Reaction Journal Option
The traditional approach to education, in many instances, is to base all grades strictly on the result of conventional paper-and-pencil tests. This works great for students who happen to test well. But what if you're not one of those? What if you are convinced that you understand the material more thoroughly than your exam scores indicate?
Each semester, I try to provide some means by which students can demonstrate comprehension other than by means of a conventional test. This semester, I'm making available the following option to students. This is an option: you can ignore this entirely if you want to; it's not a course requirement. But if you complete this assignment and get a higher grade on it than on one or more of the unit exams, I'll substitute your grade on the assignment for your lowest exam grade. (In other words, you can't lose.)
What is the assignment all about?
The purpose of the assignment is to encourage you to think about the lecture material, particularly about how theories, concepts, and ideas in psychology might be applied to real life (including your life personally).

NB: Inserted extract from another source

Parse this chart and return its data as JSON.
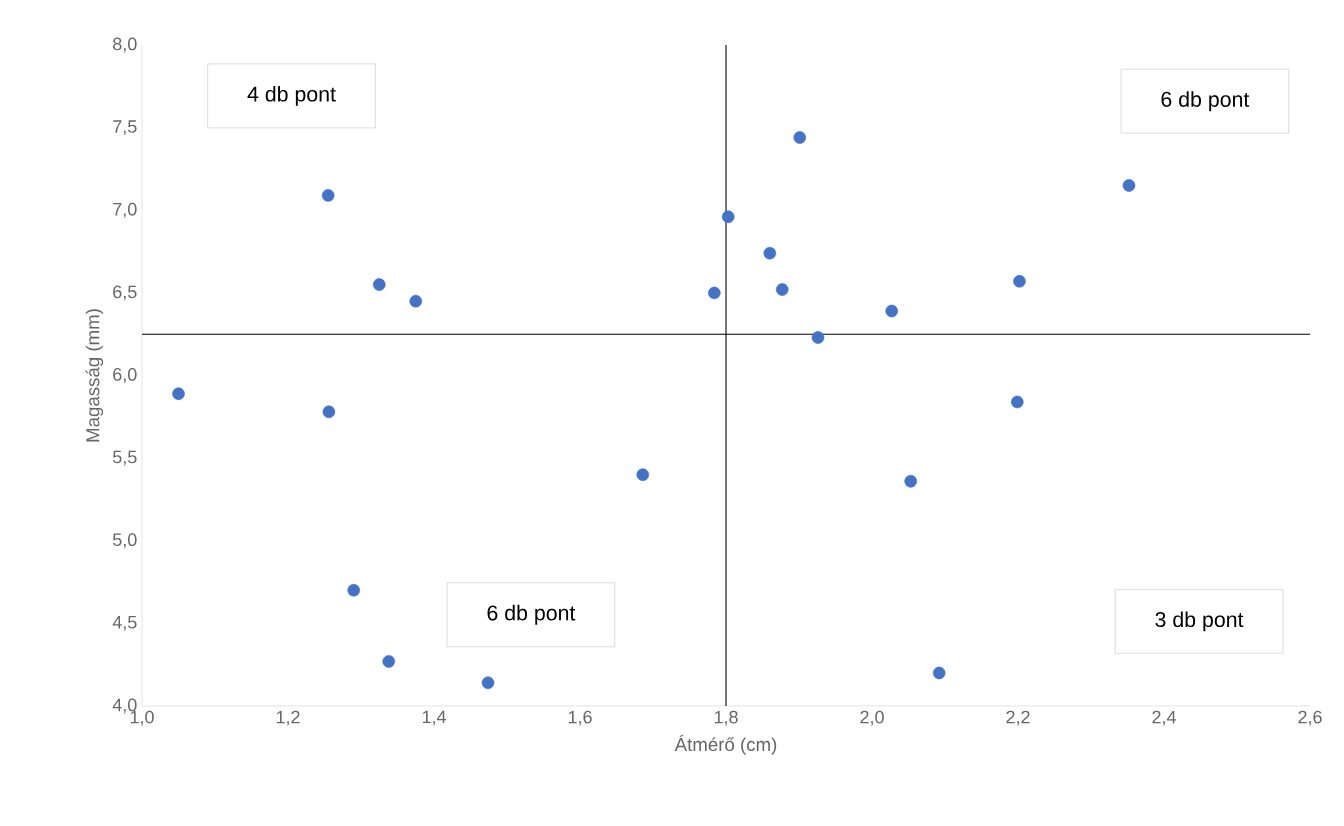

To have your Reaction Journal considered for grading, you must write a minimum of one page (double spaced, 1" margins, 12 point font... please, no handwritten submissions, since all of my students seem to have completely illegible handwriting) regarding each of the 12 lecture units of this class. (Yep, in case you can't count, that adds up to a 12 page minimum. There is no maximum; hand in a 1200 page document if you want to. But I'll be grading on quality, not quantity.)

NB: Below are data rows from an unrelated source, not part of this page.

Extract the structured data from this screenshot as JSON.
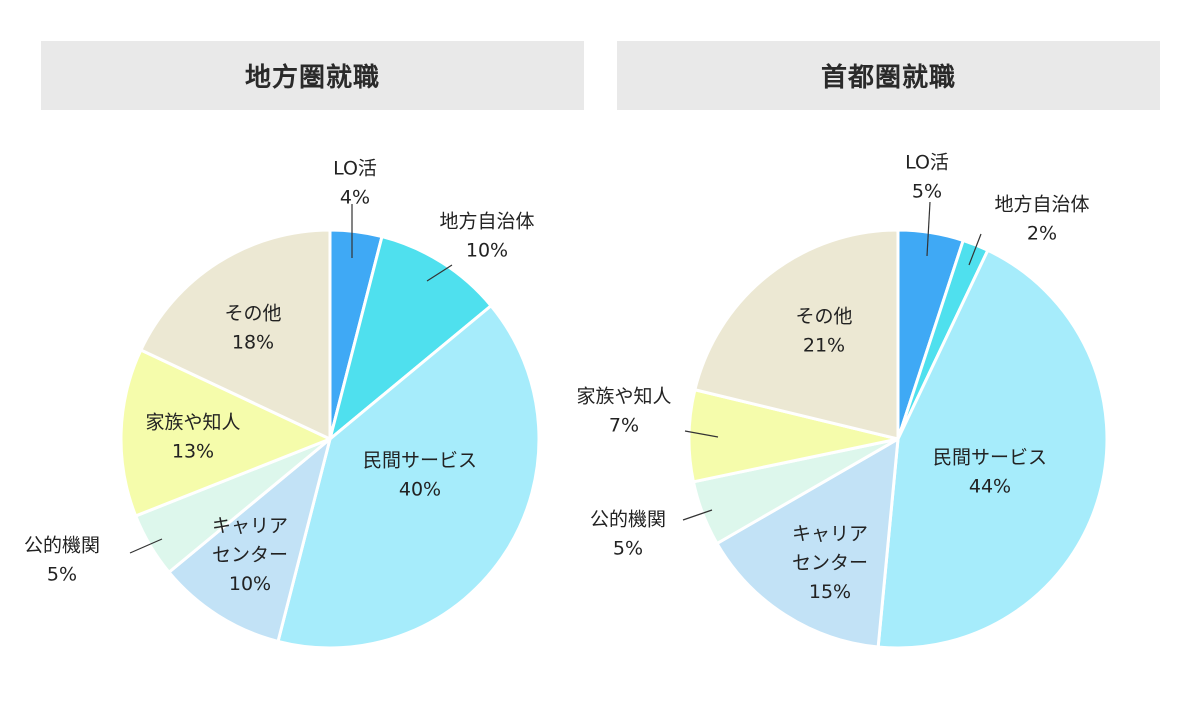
{
  "colors": {
    "LO活": "#3fa9f5",
    "地方自治体": "#4fe0ee",
    "民間サービス": "#a6ecfb",
    "キャリアセンター": "#c2e2f6",
    "公的機関": "#ddf7ec",
    "家族や知人": "#f5fcab",
    "その他": "#ece8d3"
  },
  "chart_data": [
    {
      "type": "pie",
      "title": "地方圏就職",
      "slices": [
        {
          "key": "LO活",
          "label": [
            "LO活"
          ],
          "value": 4,
          "value_label": "4%"
        },
        {
          "key": "地方自治体",
          "label": [
            "地方自治体"
          ],
          "value": 10,
          "value_label": "10%"
        },
        {
          "key": "民間サービス",
          "label": [
            "民間サービス"
          ],
          "value": 40,
          "value_label": "40%"
        },
        {
          "key": "キャリアセンター",
          "label": [
            "キャリア",
            "センター"
          ],
          "value": 10,
          "value_label": "10%"
        },
        {
          "key": "公的機関",
          "label": [
            "公的機関"
          ],
          "value": 5,
          "value_label": "5%"
        },
        {
          "key": "家族や知人",
          "label": [
            "家族や知人"
          ],
          "value": 13,
          "value_label": "13%"
        },
        {
          "key": "その他",
          "label": [
            "その他"
          ],
          "value": 18,
          "value_label": "18%"
        }
      ]
    },
    {
      "type": "pie",
      "title": "首都圏就職",
      "slices": [
        {
          "key": "LO活",
          "label": [
            "LO活"
          ],
          "value": 5,
          "value_label": "5%"
        },
        {
          "key": "地方自治体",
          "label": [
            "地方自治体"
          ],
          "value": 2,
          "value_label": "2%"
        },
        {
          "key": "民間サービス",
          "label": [
            "民間サービス"
          ],
          "value": 44,
          "value_label": "44%"
        },
        {
          "key": "キャリアセンター",
          "label": [
            "キャリア",
            "センター"
          ],
          "value": 15,
          "value_label": "15%"
        },
        {
          "key": "公的機関",
          "label": [
            "公的機関"
          ],
          "value": 5,
          "value_label": "5%"
        },
        {
          "key": "家族や知人",
          "label": [
            "家族や知人"
          ],
          "value": 7,
          "value_label": "7%"
        },
        {
          "key": "その他",
          "label": [
            "その他"
          ],
          "value": 21,
          "value_label": "21%"
        }
      ]
    }
  ]
}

For each lecture unit, react to what you've learned. What do you agree (or disagree) with, and why? What practical implications of the course information do you see? How might a person's knowledge of information from that unit impact their life or make them more effective in everyday life?

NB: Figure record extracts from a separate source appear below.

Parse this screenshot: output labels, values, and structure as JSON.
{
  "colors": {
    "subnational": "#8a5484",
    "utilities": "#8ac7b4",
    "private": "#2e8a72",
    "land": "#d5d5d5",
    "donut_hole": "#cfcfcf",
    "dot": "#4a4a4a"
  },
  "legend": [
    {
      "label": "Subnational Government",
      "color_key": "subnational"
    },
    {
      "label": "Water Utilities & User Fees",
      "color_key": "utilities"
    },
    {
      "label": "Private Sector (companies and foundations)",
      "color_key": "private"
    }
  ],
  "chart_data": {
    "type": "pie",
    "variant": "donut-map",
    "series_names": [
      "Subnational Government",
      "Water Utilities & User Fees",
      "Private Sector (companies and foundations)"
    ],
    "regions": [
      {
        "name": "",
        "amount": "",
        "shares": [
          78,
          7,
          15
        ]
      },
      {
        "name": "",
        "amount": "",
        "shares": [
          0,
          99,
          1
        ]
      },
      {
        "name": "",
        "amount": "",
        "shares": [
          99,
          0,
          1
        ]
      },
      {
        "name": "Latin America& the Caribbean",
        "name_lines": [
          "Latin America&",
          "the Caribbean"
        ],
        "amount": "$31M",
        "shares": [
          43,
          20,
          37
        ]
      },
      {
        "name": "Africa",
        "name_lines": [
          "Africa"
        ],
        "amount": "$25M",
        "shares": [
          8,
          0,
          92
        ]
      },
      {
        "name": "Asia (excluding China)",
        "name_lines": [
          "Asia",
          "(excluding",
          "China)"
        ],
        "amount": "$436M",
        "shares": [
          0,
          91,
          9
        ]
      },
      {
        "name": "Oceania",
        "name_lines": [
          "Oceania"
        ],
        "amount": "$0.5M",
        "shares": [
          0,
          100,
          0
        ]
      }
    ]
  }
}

There's no single acceptable way to react to something: your reactions are just that, your own. I may provide a model to follow later on in the semester, but don't wait for it. If I were you, I'd be working on this throughout the entire semester... it's a lot easier to react to each lecture unit as soon as you've encountered it than it is to try to feverishly write about all 12 units at the last minute. (But that's up to you... if your hobby is procrastination, by all means don't put that off.)